Theredsunband are doing their thing as we arrive at @Newtown—surely someone must have realised how redundant the @ would be when they named the damn place—and if “Icy Indie Queen” weren’t such a dreadful cliché, you can bet I’d be using it right now. Slow paced gloom-rock, replete with Hope Sandoval-style tambourine shaking and occasional keyboard poking. If that’s your thing, then theredsunband are exactly what you’re looking for.


Cat Power is a different proposition altogether. You either buy into the whole philosophy of the show, or you just don’t. Almost despite myself, I fall for it, at least as far as my sense of entitlement allows. Half of me is saying, “but people paid to see this,” while the other (much cooler and infinitely more pretentious) half sneers, “Fuck the business shit, this girl is bringing back the art.” The line we’re sold to justify all this is “fragile artiste struggling against her overwhelming stage-fright to bring her music to the world,” but I suspect alcohol and a keen sense of drama might also factor into the equation.


Songs are left half-finished, or half-started. Every now and then, when the Chan Marshall gets sick of what she’s doing, she launches into the Pink Panther theme on the piano. The woman behind the bandname appears to be more than a little tipsy, staggering from piano stool to guitar, catching her hair in the mic stand as she goes. Her backing band (quietly introduced as Matt and Will) look plain confused as Marshall strums a few bluesy licks, then strums them again, and again, only then launching into a beautiful rendition of “Good Woman”.

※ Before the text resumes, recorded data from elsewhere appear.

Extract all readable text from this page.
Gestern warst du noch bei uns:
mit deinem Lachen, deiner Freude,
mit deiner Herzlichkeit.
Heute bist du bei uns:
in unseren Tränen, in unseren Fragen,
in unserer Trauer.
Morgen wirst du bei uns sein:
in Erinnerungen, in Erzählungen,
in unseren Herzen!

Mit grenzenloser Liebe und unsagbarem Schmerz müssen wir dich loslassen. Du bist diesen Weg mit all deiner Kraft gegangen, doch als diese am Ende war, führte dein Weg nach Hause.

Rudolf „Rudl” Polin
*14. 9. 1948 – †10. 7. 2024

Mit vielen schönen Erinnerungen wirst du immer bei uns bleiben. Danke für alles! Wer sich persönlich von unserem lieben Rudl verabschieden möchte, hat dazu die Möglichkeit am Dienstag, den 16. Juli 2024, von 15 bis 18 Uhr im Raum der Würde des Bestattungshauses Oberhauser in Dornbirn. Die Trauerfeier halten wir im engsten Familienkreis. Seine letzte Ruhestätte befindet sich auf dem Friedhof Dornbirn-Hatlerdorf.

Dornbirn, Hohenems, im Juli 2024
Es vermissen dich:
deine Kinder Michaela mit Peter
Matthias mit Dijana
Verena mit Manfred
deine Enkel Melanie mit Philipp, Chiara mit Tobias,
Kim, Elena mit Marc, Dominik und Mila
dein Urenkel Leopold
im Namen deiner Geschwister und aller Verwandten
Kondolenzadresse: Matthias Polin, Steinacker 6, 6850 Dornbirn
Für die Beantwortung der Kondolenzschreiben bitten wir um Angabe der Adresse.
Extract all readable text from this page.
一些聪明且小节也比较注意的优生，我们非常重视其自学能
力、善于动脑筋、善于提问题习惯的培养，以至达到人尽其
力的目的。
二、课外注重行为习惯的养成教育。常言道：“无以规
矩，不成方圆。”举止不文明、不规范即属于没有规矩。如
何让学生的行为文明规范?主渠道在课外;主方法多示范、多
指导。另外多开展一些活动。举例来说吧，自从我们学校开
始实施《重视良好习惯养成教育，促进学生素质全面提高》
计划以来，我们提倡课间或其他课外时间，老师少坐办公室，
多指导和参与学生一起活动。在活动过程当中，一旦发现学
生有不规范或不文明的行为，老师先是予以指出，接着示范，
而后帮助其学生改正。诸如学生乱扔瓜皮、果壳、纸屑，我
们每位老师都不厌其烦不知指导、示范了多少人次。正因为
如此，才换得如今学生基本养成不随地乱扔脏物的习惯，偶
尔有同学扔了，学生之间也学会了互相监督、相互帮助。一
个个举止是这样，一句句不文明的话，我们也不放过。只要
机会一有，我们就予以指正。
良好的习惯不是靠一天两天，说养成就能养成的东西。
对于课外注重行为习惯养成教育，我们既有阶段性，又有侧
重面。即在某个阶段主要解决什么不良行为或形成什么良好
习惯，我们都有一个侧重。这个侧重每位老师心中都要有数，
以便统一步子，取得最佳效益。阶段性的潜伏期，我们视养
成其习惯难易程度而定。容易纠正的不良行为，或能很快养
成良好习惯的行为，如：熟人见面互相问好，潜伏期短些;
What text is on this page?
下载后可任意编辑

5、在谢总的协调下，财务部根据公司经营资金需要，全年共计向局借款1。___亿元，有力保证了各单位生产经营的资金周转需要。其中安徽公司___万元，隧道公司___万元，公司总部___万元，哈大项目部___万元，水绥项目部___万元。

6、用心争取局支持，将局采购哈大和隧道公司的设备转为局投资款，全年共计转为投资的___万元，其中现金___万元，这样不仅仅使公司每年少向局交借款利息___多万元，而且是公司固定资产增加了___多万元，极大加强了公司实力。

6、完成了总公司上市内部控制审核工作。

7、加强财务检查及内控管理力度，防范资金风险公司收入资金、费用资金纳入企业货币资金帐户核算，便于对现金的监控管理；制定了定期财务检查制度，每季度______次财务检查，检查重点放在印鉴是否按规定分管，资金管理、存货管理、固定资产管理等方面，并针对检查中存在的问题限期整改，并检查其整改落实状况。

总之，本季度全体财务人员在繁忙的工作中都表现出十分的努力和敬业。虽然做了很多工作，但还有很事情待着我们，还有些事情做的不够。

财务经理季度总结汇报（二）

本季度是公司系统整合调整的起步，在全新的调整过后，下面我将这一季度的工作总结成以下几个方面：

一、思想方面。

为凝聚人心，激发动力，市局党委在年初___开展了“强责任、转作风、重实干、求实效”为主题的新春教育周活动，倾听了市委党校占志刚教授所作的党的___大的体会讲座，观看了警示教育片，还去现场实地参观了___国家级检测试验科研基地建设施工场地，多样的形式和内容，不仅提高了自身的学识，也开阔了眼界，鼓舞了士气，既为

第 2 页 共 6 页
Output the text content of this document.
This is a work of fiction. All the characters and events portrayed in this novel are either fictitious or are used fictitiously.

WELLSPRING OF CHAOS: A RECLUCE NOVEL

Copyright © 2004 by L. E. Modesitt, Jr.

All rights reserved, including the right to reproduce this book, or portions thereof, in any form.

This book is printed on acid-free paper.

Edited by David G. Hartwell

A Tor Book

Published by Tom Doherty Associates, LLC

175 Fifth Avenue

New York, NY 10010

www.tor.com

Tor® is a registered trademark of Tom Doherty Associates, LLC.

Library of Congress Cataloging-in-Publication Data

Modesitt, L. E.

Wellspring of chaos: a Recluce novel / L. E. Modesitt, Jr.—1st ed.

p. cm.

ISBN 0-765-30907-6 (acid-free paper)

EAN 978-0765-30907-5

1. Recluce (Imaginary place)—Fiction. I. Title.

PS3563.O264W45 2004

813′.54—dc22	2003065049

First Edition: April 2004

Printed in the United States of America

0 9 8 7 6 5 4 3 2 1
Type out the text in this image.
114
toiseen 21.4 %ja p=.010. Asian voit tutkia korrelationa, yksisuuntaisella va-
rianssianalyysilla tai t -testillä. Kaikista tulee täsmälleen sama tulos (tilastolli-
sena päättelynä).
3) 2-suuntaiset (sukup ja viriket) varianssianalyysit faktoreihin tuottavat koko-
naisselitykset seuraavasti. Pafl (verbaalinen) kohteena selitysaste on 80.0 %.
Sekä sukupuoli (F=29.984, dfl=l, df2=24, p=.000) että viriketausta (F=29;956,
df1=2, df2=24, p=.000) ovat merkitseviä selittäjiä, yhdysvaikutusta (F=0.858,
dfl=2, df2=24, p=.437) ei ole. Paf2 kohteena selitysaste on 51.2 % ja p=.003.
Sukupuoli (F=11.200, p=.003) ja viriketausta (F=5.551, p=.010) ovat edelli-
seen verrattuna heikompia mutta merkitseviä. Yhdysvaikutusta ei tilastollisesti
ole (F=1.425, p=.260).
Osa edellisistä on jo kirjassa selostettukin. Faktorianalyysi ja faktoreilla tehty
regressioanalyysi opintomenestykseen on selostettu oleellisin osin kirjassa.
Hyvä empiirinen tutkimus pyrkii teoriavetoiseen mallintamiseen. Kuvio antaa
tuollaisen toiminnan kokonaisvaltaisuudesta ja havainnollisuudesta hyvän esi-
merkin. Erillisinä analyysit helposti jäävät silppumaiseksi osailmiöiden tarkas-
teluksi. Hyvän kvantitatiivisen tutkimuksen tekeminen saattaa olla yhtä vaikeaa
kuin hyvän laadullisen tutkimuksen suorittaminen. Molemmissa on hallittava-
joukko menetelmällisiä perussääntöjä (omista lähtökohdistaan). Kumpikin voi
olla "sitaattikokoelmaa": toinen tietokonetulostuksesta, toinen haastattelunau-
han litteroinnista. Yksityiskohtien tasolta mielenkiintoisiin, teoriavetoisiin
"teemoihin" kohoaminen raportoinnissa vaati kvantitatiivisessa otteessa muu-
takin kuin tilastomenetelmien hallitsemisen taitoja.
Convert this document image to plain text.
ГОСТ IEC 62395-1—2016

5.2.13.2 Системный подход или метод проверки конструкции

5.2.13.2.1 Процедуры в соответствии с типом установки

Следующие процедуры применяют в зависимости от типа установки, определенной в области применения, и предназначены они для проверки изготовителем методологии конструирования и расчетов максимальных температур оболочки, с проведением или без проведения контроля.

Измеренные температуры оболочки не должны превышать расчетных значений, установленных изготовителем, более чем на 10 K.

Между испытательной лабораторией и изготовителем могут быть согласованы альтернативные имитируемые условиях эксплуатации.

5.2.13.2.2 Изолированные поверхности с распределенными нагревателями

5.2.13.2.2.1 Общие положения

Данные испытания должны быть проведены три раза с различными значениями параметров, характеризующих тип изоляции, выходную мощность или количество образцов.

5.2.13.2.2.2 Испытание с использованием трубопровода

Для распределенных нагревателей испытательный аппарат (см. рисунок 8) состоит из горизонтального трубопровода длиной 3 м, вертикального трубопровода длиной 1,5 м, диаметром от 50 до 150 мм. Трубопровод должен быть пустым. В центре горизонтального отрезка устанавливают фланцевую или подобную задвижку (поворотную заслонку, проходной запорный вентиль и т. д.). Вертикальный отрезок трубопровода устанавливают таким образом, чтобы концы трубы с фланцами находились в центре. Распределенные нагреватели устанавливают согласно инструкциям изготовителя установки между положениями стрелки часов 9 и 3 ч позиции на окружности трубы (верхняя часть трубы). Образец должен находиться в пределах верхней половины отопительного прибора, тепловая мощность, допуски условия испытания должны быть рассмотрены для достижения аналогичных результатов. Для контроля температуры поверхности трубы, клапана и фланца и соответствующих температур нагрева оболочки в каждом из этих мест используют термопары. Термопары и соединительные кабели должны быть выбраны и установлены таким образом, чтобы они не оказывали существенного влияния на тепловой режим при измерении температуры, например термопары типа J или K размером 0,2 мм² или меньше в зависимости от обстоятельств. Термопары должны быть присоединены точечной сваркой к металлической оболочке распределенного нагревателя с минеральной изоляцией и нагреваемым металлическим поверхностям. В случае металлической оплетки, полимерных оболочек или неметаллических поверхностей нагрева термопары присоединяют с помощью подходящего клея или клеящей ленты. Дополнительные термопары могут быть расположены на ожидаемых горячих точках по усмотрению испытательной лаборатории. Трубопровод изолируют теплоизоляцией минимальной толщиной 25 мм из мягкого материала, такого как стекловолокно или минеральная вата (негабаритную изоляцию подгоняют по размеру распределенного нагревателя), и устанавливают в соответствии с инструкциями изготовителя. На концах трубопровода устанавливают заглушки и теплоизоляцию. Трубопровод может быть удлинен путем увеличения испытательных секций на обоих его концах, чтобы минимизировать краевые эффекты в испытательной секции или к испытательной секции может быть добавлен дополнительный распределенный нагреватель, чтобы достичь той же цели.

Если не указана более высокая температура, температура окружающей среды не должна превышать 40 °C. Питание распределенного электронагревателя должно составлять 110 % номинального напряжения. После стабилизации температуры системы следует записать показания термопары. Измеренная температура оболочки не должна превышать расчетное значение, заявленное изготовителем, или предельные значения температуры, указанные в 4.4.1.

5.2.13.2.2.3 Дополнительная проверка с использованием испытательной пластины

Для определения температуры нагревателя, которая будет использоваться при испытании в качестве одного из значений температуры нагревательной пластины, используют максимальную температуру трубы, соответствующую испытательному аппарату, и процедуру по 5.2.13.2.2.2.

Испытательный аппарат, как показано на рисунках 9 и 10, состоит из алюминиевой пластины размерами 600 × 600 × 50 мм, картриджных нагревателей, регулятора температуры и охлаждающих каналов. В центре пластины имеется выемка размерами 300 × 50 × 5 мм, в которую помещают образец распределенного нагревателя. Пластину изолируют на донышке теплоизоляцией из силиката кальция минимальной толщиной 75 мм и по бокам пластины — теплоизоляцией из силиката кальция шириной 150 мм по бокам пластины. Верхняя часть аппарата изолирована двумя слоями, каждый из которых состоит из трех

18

Which is the secret to this whole ragged affair. Despite the sense of chaos and her scattered demeanour, Chan is more than capable of achingly transcendent moments. During “Good Woman” her husky voice thins considerably as it stretches to the higher notes but still manages to take you over the top and into that wrenching place inhabited by its recorded sibling.


Similarly, the stark piano and vocal arrangement on songs like “Maybe Not” serve well, leaving space for Chan’s voice to take full effect. At this point things were still going reasonably well, considering that half the audience only came to see if she’d finish more than a few songs before breaking down. Perhaps that’s a little cruel, but the last time Cat Power was in town there was a fiasco, and most of these punters knew it.


Things were going reasonably well, that is, until some drunken fool yells out into one of the many pregnant pauses of this evening, “Play more old stuff. Like ‘Free’!”, seemingly oblivious to the fact that only a few songs back she had done her reconstructed cover of “Satisfaction”, which predates You Are Free by several years. You could feel most of the crowd inwardly shudder, dreading the effect this would have on the rest of the performance. And sure enough, the next song was aborted mid-flight.


“I’m too paranoid to play my new stuff now.”


“We love the new stuff!” Some more supportive soul shouts, desperate to coddle the performer into continuing. But the next song doesn’t quite make it all the way either, and Marshall almost throws her guitar down to go and sit at the piano, where she launches into “I Don’t Blame You”, her meditation on a performer’s (Kurt Cobain?) tenuous relationship with his audience.


Was she saying something here? Was this a pointed reference? Suffice to say that the song was taken almost to completion, providing what seemed to me the most poignant and personal moment of the whole performance. A few bars before the end, Chan turns to the audience and slowly waves goodbye. An awkward bow, a few more waves, then she turns and scratches her back. Another message? Or just a boozy performer with an itchy back?


We sit around in the dark, waiting to see if we will be denied an encore. The lights are still down and the audience is puzzled. A roadie comes onto the stage, squints into the recesses of the control booth, and shrugs his shoulders. Twenty or so minutes pass by as people begin to leave in a trickle that grows to a flood, leaving only the die-hard to pray that she might just be waiting for all the bastards to leave before delighting the true fans with an intimate finale. By the time the DJ started spinning, you could feel the disappointment seething through their usually disaffected, indie-cool gaze.


And you just knew they were loving it.